Les membres du CE ne se sont même pas préoccupé-es de cette question et sont resté-es collé-es au texte qui leur avait été soumis au cours du weekend. D’ailleurs, dans la suite de leur raisonnement cité ci-dessus, ils et elles écrivent : « notamment en ce que l’intrusion dans la sphère privée se limite à conditionner l’accès à des activités de loisir, donc ni essentielles ni appartenant à la sphère des droits fondamentaux ». Ce bout de phrase pourrait aussi signifier que l’application obligatoire du régime « 3G » sur le lieu de travail – donc en dehors de la sphère des « loisirs » − nécessiterait une réflexion beaucoup plus poussée…

La partie n’est donc que remise, alors que même le texte partiel se voit frappé d’une opposition formelle – non pas sur les questions de « 2G » ou « 3G », mais sur une autre disposition qui concerne la possibilité de permettre dans des cas spécifiques l’usage de médicaments ou de traitements qui n’auraient pas encore obtenu les autorisations usuelles. La réunion de la commission de la Santé et des Sports, en charge du projet de loi 7924, est convoquée pour ce vendredi 15h30 pour désigner un rapporteur – sans doute son président Mars Di Bartolomeo (LSAP) – et pour éventuellement prendre connaissance du texte beaucoup plus conflictuel sur le régime « 3G » obligatoire sur le lieu de travail – si le gouvernement réussit à finaliser son texte sous forme d’amendements à proposer à la commission. (1)

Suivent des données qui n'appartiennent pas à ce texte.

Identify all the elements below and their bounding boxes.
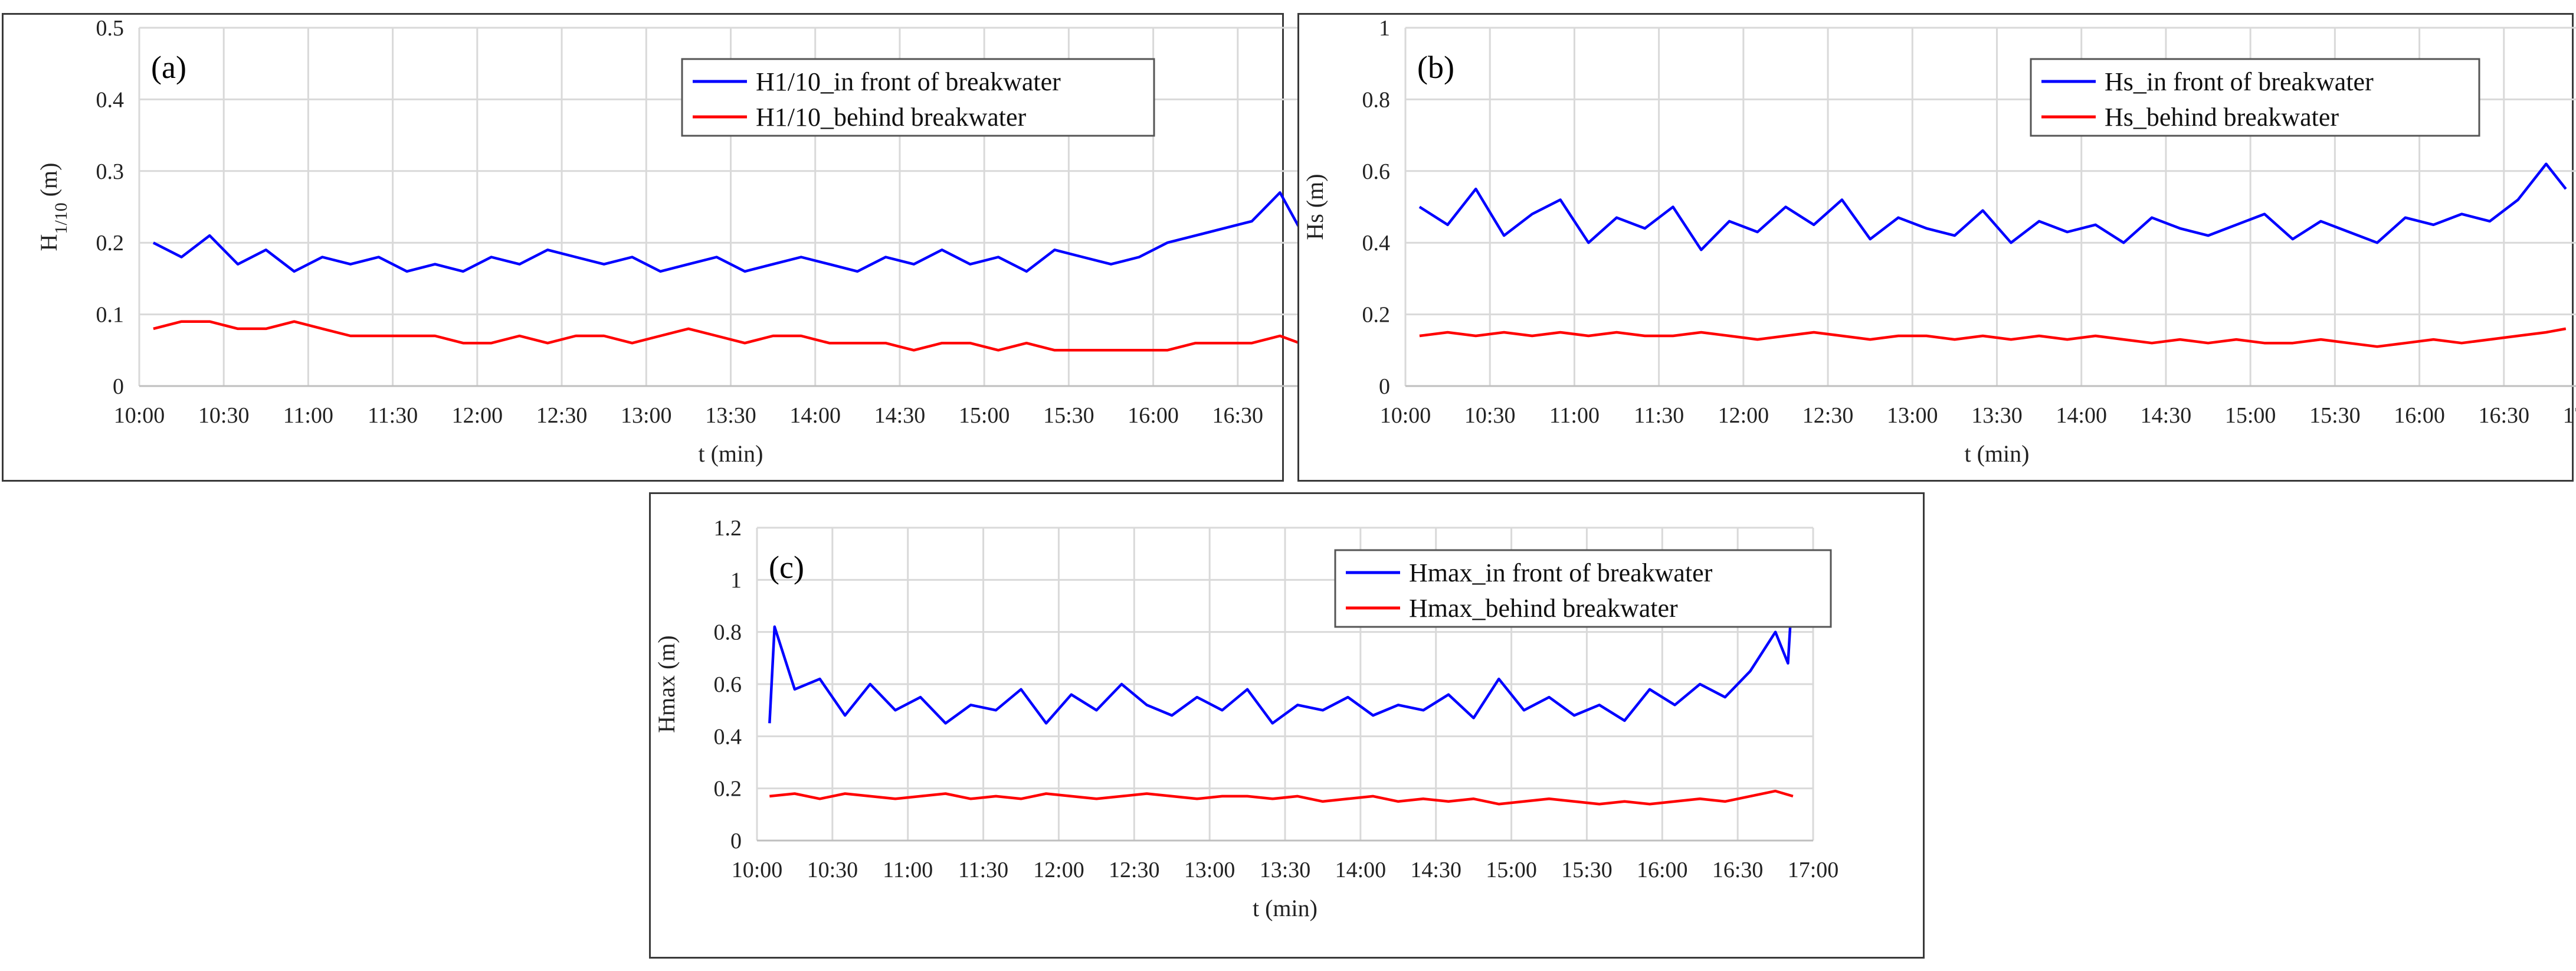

Le texte ainsi amendé repartira donc en début de semaine en direction du CE, qui n’aura que très peu de temps pour analyser ces nouvelles dispositions que la majorité parlementaire espère pouvoir soumettre au vote de la Chambre des député-es au plus tard jeudi… c’est-à-dire deux jours avant que les dispositions actuelles prennent fin. Un pari risqué : si le CE trouve la moindre faille dans le texte, celui-ci ne serait alors pas disponible en temps utile. À moins d’inscrire les dispositions sur le régime « 3G » sur le lieu de travail dans un texte à part voté en janvier, qui laisserait le monde du travail encore une fois dans le flou sur les détails alors qu’on voulait, comme l’indique l’exposé des motifs, lui laisser le temps de se préparer.

(1) Les amendements gouvernementaux ont finalement été déposés en fin de soirée du 9 décembre 2021, et peuvent être consultés sur le site de la Chambre des député-es.